02 Aug Spanish Supreme Court condemns a promoter who sold apartments as if they were to have views, due to misleading publicity.
The Spanish Supreme Court’s judgement recently published is bringing a somehow renewed and fresh approach in this matter and is based on the idea that the consumer’s defence on a house’s purchase is performed through a set of legal rules not only previous but also following the time of the sales contract. Those rules are about the existence of a guaranty for specific and accurate information regarding the asset to be sold, and such guaranty shall force the vendor to comply with the existing publicity normative and to be truthful and not misleading in specific cases related to the house’s physical and legal characteristics.
The Judgement goes on explaining that the home sales contracts are within the scope of present legal rules of Consumer’s defence and also develop the Spanish Constitution. In such field the buyer’s rights to receive a copy of several documents about the property and the sales contract’s price are determined in a wide sense by the product’s offer, including the one being subject of publicity, and more importantly, by the contract’s documentation. The matter is after all about the buyer having means to reach an accurate picture that allows him to know what he is going to buy and the seller assuming the essential legally binding obligation to deliver the sold asset once this has reached real physical existence and thus fulfilling what has been offered in the qualities’ inventory as well as in the publicity elements included within the contract’s contents.
If, with the aim of attracting buyers, the publicity is not limited to the development of the lands on which the buildings were built but included an informative content and offered a different image of the urban environs within which the buildings were located thus creating a confidence in the buyer about his house individually, as well as the building as a whole, was to be developed in a specific way that later on did not correspond to the publicity existing prior to the sale’s contract, then such publicity is certainly misleading.
Even if the seller had permissions to develop the surrounding and adjacent areas, this did not release the seller whatsoever of his obligations as per the contracts signed with the buyers no matter if somewhere within the publicity there was a paragraph saying “pending approval” since the reality of things is not supplied to a medium purchaser and, contrary to that, he has been offered something pending approval but then it is not that the elements subject to approval were something different than what was offered to him.

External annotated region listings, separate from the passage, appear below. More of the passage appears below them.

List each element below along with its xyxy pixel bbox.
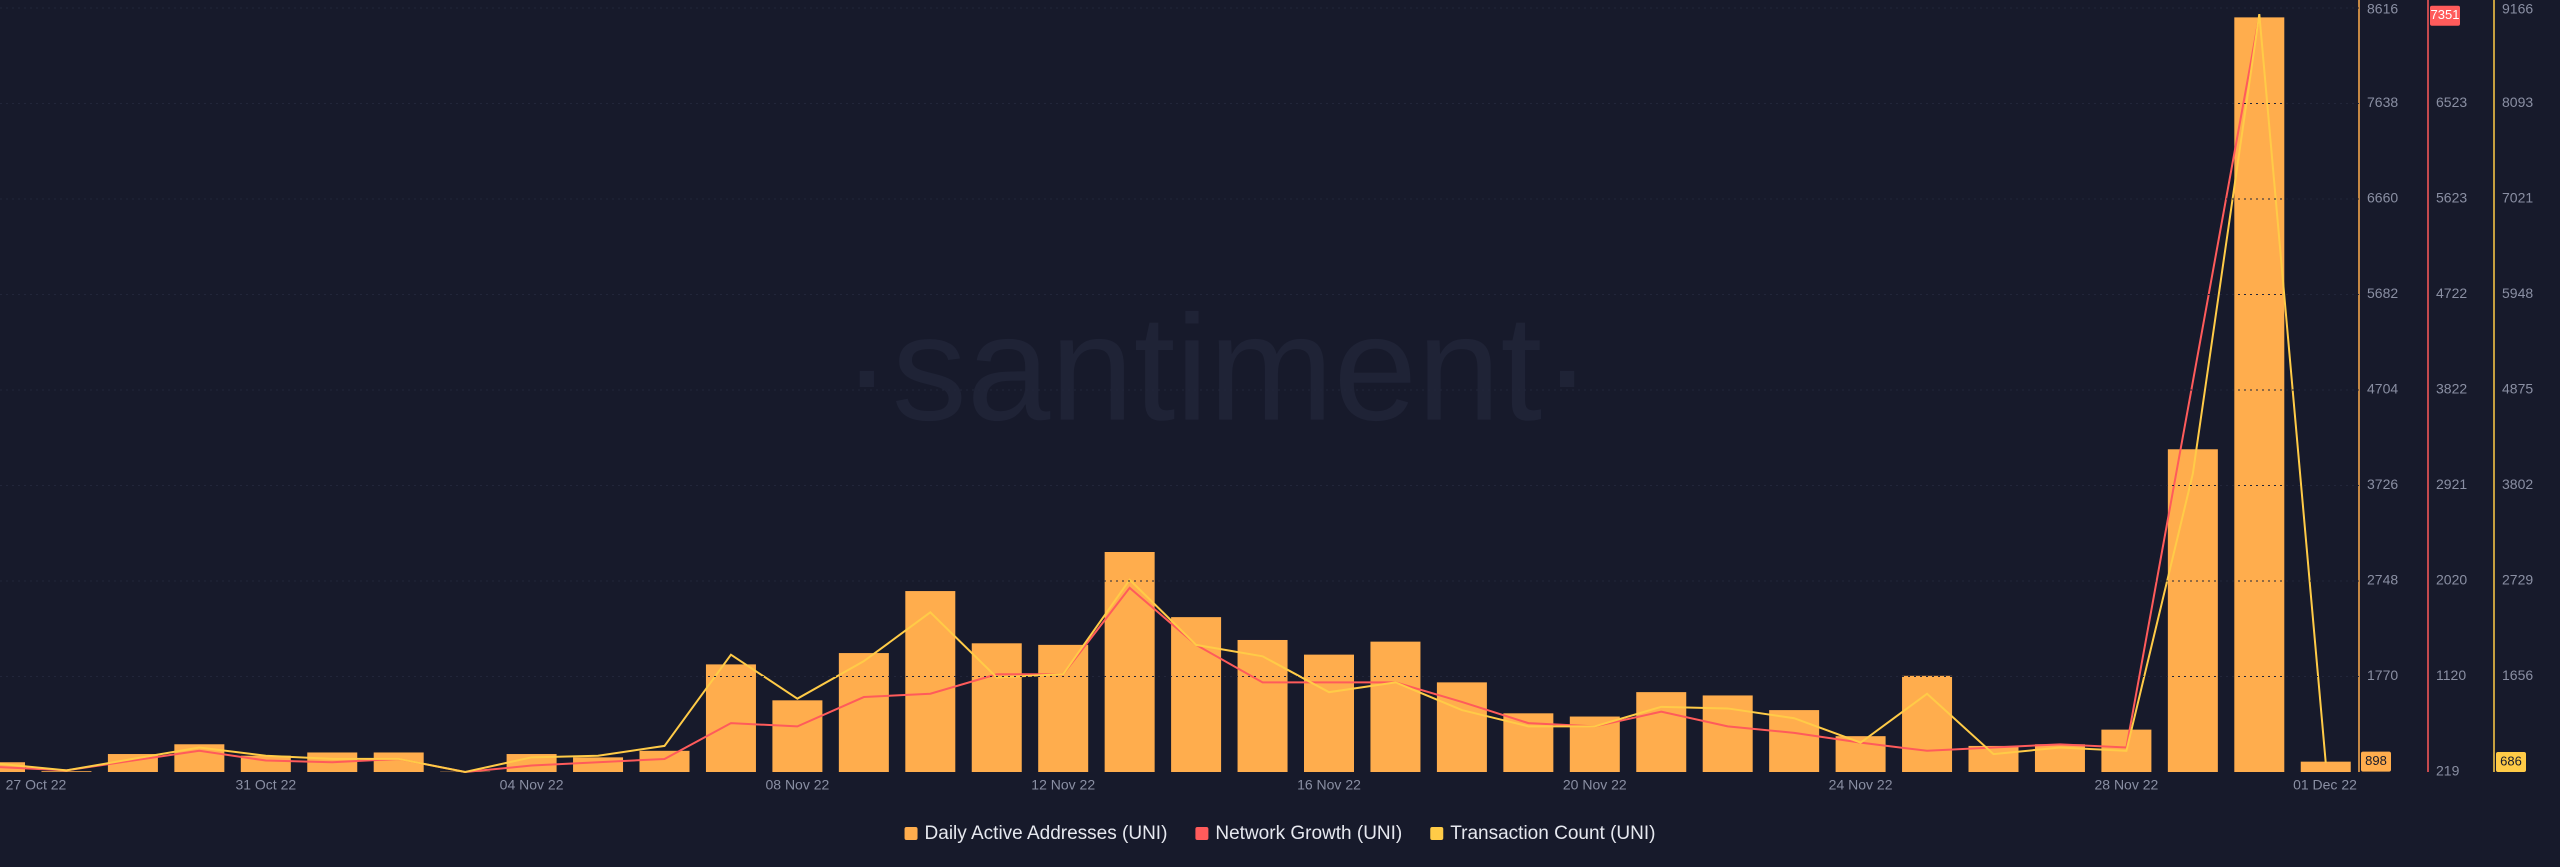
value-highlight-box [2430,5,2460,26]
bar [1370,641,1421,772]
y-tick-label: 7638 [2367,94,2398,110]
y-tick-label: 2020 [2436,572,2467,588]
bar [1304,654,1354,772]
y-tick-label: 2748 [2367,572,2398,588]
legend-swatch [904,827,918,840]
y-tick-label: 4722 [2436,285,2467,301]
bar [1237,639,1288,772]
legend: Daily Active Addresses (UNI) Network Grow… [904,823,1655,844]
bar [2234,17,2285,773]
bar [41,771,92,772]
watermark: ·santiment· [842,284,1592,452]
bar [971,643,1022,772]
legend-label: Transaction Count (UNI) [1450,823,1655,844]
y-tick-label: 8093 [2502,94,2533,110]
bar [1968,745,2019,772]
y-tick-label: 6660 [2367,190,2398,206]
y-tick-label: 8616 [2367,1,2398,17]
bar [1104,551,1155,772]
bar [1702,695,1753,772]
bar [2167,449,2218,772]
x-tick-label: 16 Nov 22 [1297,777,1361,793]
x-tick-label: 31 Oct 22 [235,777,296,793]
legend-swatch [1430,827,1444,840]
bar [639,750,690,772]
bar [905,591,956,772]
line [0,15,2261,774]
legend-swatch [1195,827,1209,840]
value-highlight-box [2361,751,2391,772]
y-tick-label: 1120 [2436,667,2466,683]
bar [1038,644,1089,772]
legend-label: Daily Active Addresses (UNI) [925,823,1168,844]
bar [772,700,823,772]
x-tick-label: 08 Nov 22 [765,777,829,793]
y-tick-label: 5948 [2502,285,2533,301]
value-highlight-box [2496,752,2526,772]
line [0,13,2327,774]
y-tick-label: 2921 [2436,476,2467,492]
x-tick-label: 28 Nov 22 [2094,777,2158,793]
y-tick-label: 6523 [2436,94,2467,110]
x-tick-label: 04 Nov 22 [500,777,564,793]
y-tick-label: 1656 [2502,667,2533,683]
x-tick-label: 24 Nov 22 [1829,777,1893,793]
y-tick-label: 4704 [2367,381,2398,397]
bar [373,752,424,772]
bar [1636,692,1687,772]
y-tick-label: 9166 [2502,1,2533,17]
y-tick-label: 4875 [2502,381,2533,397]
y-tick-label: 5623 [2436,190,2467,206]
x-tick-label: 27 Oct 22 [6,777,67,793]
bar [240,755,291,772]
bar [1902,675,1953,772]
bar [1769,710,1820,772]
bar [573,757,624,772]
bar [2300,761,2351,772]
value-highlight: 7351 [2431,7,2460,22]
bar [1171,617,1222,772]
y-tick-label: 5682 [2367,285,2398,301]
x-tick-label: 20 Nov 22 [1563,777,1627,793]
legend-label: Network Growth (UNI) [1215,823,1402,844]
x-tick-label: 01 Dec 22 [2293,777,2357,793]
bar [838,653,889,772]
y-tick-label: 2729 [2502,572,2533,588]
bar [705,664,756,772]
y-tick-label: 219 [2436,763,2460,779]
value-highlight: 898 [2365,753,2387,768]
y-tick-label: 3822 [2436,381,2467,397]
x-tick-label: 12 Nov 22 [1031,777,1095,793]
y-tick-label: 1770 [2367,667,2398,683]
value-highlight: 686 [2500,753,2522,768]
y-tick-label: 3726 [2367,476,2398,492]
y-tick-label: 3802 [2502,476,2533,492]
y-tick-label: 7021 [2502,190,2533,206]
plot-area [0,13,2351,774]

The Judgement ends reasoning that the publicity’s importance within the process of taking decisions by an average buyer is getting bigger with time as it is also bigger the possibility to create a fake expectation that deprives him of the possibility of evaluating the convenience about taking a house with a set of given conditions. It is a fact that the selling company the Judgement condemns did not deliver to the buyers all that was announced in its publicity activity and that was promised as the subject of the respective sales contracts, and such thing caused them an evident damage the legal consequences of which have nothing to do with the business expectative the defaulting seller tried to get with such unlawful action.